Compiler Specific P-code Interpretation

<context_data>

Attributes and Children
<context_set> (0 or more) Set a context variable across a region of memory
<tracked_set> (0 or more) Set default value of register

A <context_data> tag consists of zero or more <context_set> and <tracked_set> subtags, which allow certain values to be assumed by analysis.

<context_set>

Attributes and Children
space Name of address space
first (Optional) Starting offset of range
last (Optional) Ending offset of range
<set> Specify the context variable and the new value
name Name of the context variable
val Integer value being set
description (Optional) Description of what is set

A <context_set> tag sets a SLEIGH context variable over a specified address range. This potentially affects how instructions are disassembled within that range. This is more commonly used in the processor specification file but can also be used here for specific compilers. The attributes space, first, and last describe the range. Omitting first and/or last causes the range to start at the beginning and/or run to the end of the address space respectively. The <set> subtag describes the variable and its setting.

Example 3. 

  <context_data>
    <context_set space="ram">
      <set name="mode16" val="1" description="Set 16-bit mode across all of ram"/>
    </context_set>
  </contextdata>

<tracked_set>

Attributes and Children
space Name of address space
first (Optional) Starting offset of range
last (Optional) Ending offset of range
<set> Specify the register and the new value
name Name of the register
val Integer value being set
description (Optional) Description of what is set

A <tracked_set> tag informs the decompiler that a register takes a specific value for any function whose entry point is in the indicated range. Compilers sometimes know or assume that registers have specific values coming into a function it produces. This tag allows the decompiler to make the same assumption and possibly use constant propagation to make further simplifications.

Example 4. 

  <context_data>
    <tracked_set space="ram">
      <set name="spsr" val="0"/>
    </tracked_set>
  </context_data>

<callfixup>

Attributes and Children
name The identifier for this callfixup
<target> (0 or more) Map this callfixup to a specific symbol
name The specific symbol name
<pcode> Description of p-code to inject.

<pcode>

Attributes and Children
paramshift (Optional) Integer for shifting parameters at the callpoint.
<body> P-code to inject.
text

Compilers frequently make use of special bookkeeping functions that are really internal to the compiler and not a direct reflection of functions in the original source code. During analysis it can be helpful to replace a call to such a function with a snippet of p-code that inlines the behavior, or a portion of the behavior, so that the decompiler can use it during its simplification rather than displaying it as an opaque call. A typical use is to inline prologue functions that help set up a stack frame.

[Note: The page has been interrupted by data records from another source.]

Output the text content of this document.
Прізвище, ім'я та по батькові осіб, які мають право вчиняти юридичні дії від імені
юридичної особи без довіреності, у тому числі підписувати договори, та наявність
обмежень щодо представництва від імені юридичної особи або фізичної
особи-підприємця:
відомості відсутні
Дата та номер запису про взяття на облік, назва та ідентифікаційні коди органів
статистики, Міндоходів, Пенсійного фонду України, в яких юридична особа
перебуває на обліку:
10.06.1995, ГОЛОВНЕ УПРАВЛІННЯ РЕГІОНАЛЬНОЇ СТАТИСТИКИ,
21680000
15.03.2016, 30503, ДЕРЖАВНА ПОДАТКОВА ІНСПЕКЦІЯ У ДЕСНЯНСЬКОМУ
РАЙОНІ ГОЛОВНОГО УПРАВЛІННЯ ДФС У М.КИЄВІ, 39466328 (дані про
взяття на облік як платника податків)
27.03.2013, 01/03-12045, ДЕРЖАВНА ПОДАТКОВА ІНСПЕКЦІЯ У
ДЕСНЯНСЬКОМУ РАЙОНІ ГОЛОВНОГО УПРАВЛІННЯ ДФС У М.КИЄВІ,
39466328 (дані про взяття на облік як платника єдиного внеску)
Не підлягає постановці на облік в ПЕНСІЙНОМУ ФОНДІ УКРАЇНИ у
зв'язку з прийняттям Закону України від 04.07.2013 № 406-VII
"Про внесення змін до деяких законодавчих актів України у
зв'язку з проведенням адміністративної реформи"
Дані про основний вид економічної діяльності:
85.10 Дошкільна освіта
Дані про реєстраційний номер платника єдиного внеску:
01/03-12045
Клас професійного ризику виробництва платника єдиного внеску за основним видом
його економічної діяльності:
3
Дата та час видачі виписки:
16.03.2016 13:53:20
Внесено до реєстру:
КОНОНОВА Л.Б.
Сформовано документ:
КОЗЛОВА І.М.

The name attribute can be used to identify the callfixup within the Ghidra CodeBrowser and manually force certain functions to be replaced. The name attribute of the <callfixup> tag and any optional <target> subtags identify function names which will automatically be replaced.

The text of the <body> subtag is fed directly to the SLEIGH semantic expression parser to create the p-code snippet. Identifiers are interpreted as formal registers, if the register exists, but are otherwise interpreted as temporary registers in the unique space of the processor. Its usually best to surround text with the XML <![CDATA[ construct.

Example 5. 

  <callfixup name="get_pc_thunk_bx">
    <target name="__i686.get_pc_thunk.bx"/>
    <pcode>
      <body><![CDATA[
      EBX = * ESP;
      ESP = ESP + 4;
      ]]></body>
    </pcode>
  </callfixup>

<callotherfixup>

Attributes and Children
targetop Name of the CALLOTHER operator to inject.
<pcode> Description of p-code to inject.

<pcode>

Attributes and Children
<input> (0 or more) Description of formal input parameter.
name Name of the specific input symbol.
size Expected size of the parameter in bytes.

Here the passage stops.